Yesterday Tiffany moved in with us for 2 weeks before she prepares to leave for Florida to go with her husband for this baseball season. I know in my head that this is right where she should be, beside her man....BUT......this mommas heart is breaking alittle for myself. (Yes, I know it is selfish, but I am a mother and she is my baby girl! :-) She has never been this far from us for this long of a time period and I am not sure if we will be able to visit them this season. But I will be their biggest and loudest cheerleader from SC for the Clearwater Threshers and pitcher, Brett Harker !!!!!! "For such a time is this...." , season, playoffs...whatever....I know this is what they do and I support them 100 %, just wish it was closer.

Ryan is growing so fast. He is taller than I am and talking with a deeper voice everyday. I can't believe that his junior year is almost over and he will be a senior. Our lives are changing way too fast and it is hard to catch my breathe at times. Ryan is a joy to my heart. He is growing and seeking the Lord's plan for his life. He is so cute and I know it will be hard when he leaves us in a year and a half. WOW..........

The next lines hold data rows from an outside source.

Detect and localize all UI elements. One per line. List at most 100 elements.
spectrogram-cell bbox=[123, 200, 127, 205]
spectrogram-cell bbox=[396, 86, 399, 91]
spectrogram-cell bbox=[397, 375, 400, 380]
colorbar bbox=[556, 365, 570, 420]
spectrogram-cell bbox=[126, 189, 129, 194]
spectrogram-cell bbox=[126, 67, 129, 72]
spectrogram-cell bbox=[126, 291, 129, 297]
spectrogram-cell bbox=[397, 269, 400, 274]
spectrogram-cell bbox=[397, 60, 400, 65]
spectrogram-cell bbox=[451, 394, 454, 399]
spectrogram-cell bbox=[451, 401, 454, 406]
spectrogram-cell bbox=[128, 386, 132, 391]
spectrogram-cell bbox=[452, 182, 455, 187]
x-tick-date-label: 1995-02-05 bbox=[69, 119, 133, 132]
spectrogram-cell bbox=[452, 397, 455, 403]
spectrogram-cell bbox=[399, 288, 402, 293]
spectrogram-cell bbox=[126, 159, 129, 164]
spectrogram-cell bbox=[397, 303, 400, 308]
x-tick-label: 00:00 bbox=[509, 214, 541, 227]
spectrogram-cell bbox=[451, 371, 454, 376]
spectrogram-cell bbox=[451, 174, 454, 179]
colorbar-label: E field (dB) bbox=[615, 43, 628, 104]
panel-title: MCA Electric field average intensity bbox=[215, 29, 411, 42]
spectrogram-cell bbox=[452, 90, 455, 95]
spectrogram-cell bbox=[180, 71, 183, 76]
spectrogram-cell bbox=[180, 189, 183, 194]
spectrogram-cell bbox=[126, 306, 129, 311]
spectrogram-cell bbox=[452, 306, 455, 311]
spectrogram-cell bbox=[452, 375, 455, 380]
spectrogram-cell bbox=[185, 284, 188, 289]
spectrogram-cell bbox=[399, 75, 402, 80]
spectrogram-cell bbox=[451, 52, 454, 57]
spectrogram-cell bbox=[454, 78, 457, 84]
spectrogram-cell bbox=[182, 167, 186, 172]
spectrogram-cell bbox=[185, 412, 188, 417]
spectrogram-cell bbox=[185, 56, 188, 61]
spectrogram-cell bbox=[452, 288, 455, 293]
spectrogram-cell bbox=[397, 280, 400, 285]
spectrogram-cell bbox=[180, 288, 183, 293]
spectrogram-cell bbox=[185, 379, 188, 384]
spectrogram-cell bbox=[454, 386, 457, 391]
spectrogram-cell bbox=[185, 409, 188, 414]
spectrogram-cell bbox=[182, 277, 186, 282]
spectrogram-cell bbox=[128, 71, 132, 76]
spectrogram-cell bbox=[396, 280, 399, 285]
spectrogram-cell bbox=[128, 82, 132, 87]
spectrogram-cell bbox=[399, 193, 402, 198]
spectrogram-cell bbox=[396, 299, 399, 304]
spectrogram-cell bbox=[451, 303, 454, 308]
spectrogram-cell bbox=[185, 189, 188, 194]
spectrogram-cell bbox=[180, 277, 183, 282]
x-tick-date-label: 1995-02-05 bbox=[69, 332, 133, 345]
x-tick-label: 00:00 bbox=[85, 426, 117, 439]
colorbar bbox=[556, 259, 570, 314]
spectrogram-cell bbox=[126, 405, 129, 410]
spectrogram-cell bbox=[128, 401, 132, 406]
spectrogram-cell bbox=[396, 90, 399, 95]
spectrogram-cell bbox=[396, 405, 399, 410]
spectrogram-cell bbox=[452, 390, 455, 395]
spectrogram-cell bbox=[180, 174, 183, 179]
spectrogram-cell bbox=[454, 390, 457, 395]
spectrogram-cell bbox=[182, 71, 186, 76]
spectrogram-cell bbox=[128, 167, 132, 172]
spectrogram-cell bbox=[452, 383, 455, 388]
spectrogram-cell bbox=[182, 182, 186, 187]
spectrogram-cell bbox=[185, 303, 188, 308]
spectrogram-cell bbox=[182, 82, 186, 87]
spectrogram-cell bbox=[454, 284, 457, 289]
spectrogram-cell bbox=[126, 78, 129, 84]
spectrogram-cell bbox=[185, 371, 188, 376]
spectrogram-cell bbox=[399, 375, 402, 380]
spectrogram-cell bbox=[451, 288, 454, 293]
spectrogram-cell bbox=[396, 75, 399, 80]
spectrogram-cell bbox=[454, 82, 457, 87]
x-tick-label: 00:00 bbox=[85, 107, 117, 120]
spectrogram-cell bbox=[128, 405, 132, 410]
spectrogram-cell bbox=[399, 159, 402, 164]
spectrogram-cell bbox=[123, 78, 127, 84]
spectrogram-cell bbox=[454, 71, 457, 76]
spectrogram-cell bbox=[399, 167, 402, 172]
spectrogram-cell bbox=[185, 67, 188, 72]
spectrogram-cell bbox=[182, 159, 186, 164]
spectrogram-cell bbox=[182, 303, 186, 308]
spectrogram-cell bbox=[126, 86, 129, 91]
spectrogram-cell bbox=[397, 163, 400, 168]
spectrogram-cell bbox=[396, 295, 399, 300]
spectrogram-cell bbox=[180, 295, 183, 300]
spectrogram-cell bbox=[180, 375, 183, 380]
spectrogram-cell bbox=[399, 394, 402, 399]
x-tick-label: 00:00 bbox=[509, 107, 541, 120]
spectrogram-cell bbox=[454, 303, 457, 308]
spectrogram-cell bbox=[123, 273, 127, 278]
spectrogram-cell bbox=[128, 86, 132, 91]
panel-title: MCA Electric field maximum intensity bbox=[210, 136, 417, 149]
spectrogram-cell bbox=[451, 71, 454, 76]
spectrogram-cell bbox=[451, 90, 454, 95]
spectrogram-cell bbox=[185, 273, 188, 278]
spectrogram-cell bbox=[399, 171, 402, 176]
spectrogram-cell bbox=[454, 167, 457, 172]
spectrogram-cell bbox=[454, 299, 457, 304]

Bo is the most wonderful man in the world. We will be celebrating our 26th wedding anniversary in June and I can honestly say, that I am so in love with my man. This past weekend he learned how to make me coffee. I have had coffee everyday. I wake up and the pot is going and the aroma of coffee fills the house. That is the way to wake up. I LOVE it and I LOVE him for doing this act of service for me....because he wants to delight my heart with little things, that mean BIG things.

So this is my life today.........will see what tomorrow brings, but I know that my Lord is already there preparing the way. I know he does the same for you too.......just ask Him and He will. God bless.